IX. — C’est un juste sentiment de cette différence fondamentale qui donne naissance aux termes, généralement usités et exactement compris par presque tous, de tête et de cœur ; termes excellents et caractéristiques et qui se retrouvent dans toutes les langues. Nec cor nec caput habet, dit Sénèque de l’empereur Claude (Ludus de morte Claudii Cesaris, ch. viii). C’est à bon droit que le cœur, ce primum mobile de la vie animale, a été adopté comme symbole, comme synonyme même de la volonté ; il sert à la désigner comme essence primitive de notre existence phénoménale, en opposition à l’intellect qui est véritablement identique à la tête. Tout ce qui est chose de la volonté, au sens le plus large du mot, tel que le désir, la passion, la joie, la douleur, la bonté, la méchanceté, de même ce que les Allemands appellent Gemüth (les choses du sentiment) et qu’Homère désigné par φίλον ἥτορ, est attribué au cœur. Ainsi l’on dit : il a mauvais cœur ; son cœur est suspendu à telle chose ; cela vient du cœur ; cela l’a blessé au cœur ; cela lui a brisé te cœur ; son cœur saigne ; son cœur tressaille de joie ; qui peut voir dans le cœur de l’homme ? cela déchire, cela brise, cela anéantit, cela élève, cela émeut le cœur ; il est cordialement bon ; il a le cœur dur ; il a du cœur, il n’a pas de cœur (dans le sens de courage), etc. Les choses d’amour tout particulièrement s’appellent affaires de cœur ; parce que l’instinct sexuel est le foyer de la volonté et que le choix de ce qui le concerne est l’occupation essentielle dû vouloir humain : j’en donnerai explicitement les raisons dans un chapitre supplémentaire au 4e livre. Byron, dans son Don Juan, fait cette remarque satirique que pour les dames l’amour est une affaire de tête plutôt que de cœur. La tête au contraire désigne tout ce qui a trait à la connaissance. De là un homme de tête ; une tête remarquable, fine, bornée ; perdre la tête ; porter haut la tête, etc. Tête et cœur, ces deux mots désignent tout l’homme. Mais la tête n’est jamais que l’élément secondaire et dérivé car elle n’est pas le centre, mais seulement l’efflorescence suprême du corps. Quand un héros meurt, on embaume son cœur et non pas son cerveau : au contraire on aime à conserver le crâne des poètes, des artistes et des philosophes. C’est ainsi qu’on a conservé dans l’Académie de Saint-Luc la prétendue tête de Raphaël, dont on a dernièrement démontré l’inauthenticité ; en 1820 le crâne de Descartes fut vendu aux enchères à Stockholm[10].

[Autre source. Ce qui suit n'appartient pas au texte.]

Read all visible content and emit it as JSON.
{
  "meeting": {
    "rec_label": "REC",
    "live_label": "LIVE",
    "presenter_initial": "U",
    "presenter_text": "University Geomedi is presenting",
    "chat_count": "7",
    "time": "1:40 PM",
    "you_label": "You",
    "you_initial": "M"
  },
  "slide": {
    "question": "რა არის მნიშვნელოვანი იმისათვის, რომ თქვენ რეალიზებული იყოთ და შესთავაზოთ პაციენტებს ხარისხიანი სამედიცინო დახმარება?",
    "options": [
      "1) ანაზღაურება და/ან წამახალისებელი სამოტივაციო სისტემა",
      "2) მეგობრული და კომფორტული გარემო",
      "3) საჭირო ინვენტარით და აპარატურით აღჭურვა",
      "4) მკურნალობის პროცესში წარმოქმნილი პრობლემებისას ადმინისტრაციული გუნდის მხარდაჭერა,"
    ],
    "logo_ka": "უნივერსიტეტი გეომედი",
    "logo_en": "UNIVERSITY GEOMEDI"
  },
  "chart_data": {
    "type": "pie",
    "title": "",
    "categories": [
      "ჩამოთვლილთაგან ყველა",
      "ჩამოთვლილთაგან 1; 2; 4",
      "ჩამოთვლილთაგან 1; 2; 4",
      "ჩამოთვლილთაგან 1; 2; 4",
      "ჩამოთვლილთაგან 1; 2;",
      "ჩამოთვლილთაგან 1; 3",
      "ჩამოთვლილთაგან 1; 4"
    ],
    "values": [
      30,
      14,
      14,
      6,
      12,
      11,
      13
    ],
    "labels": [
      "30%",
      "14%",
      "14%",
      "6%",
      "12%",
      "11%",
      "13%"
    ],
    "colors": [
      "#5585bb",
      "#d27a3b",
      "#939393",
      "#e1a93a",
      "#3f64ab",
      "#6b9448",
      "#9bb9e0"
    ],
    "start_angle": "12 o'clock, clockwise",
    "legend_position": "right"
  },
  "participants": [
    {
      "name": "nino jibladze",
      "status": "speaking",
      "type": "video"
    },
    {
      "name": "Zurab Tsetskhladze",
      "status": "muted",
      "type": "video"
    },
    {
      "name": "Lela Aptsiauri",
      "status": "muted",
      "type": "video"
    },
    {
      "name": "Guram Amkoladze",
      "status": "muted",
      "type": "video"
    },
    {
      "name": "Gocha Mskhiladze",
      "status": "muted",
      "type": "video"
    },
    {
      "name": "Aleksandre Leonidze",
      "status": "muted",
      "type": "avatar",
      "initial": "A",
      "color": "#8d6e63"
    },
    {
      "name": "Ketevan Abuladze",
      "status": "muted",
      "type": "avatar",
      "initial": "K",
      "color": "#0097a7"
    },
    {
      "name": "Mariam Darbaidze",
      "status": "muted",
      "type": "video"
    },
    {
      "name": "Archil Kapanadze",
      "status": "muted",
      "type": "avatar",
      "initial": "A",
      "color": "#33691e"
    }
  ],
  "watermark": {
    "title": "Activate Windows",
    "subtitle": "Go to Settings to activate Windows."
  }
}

Un certain sentiment du vrai rapport entre la volonté, l’intellect et la vie, se fait également jour dans la langue latine. L’intellect c’est le mens, νοῦς ; la volonté au contraire, c’est l’animus, qui dérive d’anima, qui à son tour vient d’ἄνεμος. L’anima c’est la vie même, le souffle, ψύχη ; l’animus, lui, est le principe vivifiant et en même temps la volonté, sujet des inclinations, des intentions, des passions et des émotions de là ces expressions : est mihi animus, fert animus, qui veulent dire : j’ai envie de. Animus c’est le grec θῦμος, c’est-à-dire la sensibilité et non pas la tête. Animi perturbatio c’est la passion, mentis perturbatio veut dire folie. L’attribut immortalis est accordé à l’animus et non au mens. Cette différence d’acception est la règle, elle est consacrée par la plupart des textes ; pourtant ces termes ne pouvaient manquer d’être parfois confondus, du moment qu’ils expriment des concepts très voisins l’un de l’autre. Par ψύχη les Grecs paraissent avoir entendu tout d’abord la force vitale, le principe vivifiant, et ils soupçonnaient vaguement à ce propos que cette ψύχη devait être quelque chose de métaphysique que la mort n’atteignait pas avec le reste de nos facultés. C’est ce que prouvent entre autres les recherches faites par Stobée, et qui nous ont été conservées sur les rapports du νοῦς et de la ψύχη (Ecl. lib. I, c. 51 § 7,8).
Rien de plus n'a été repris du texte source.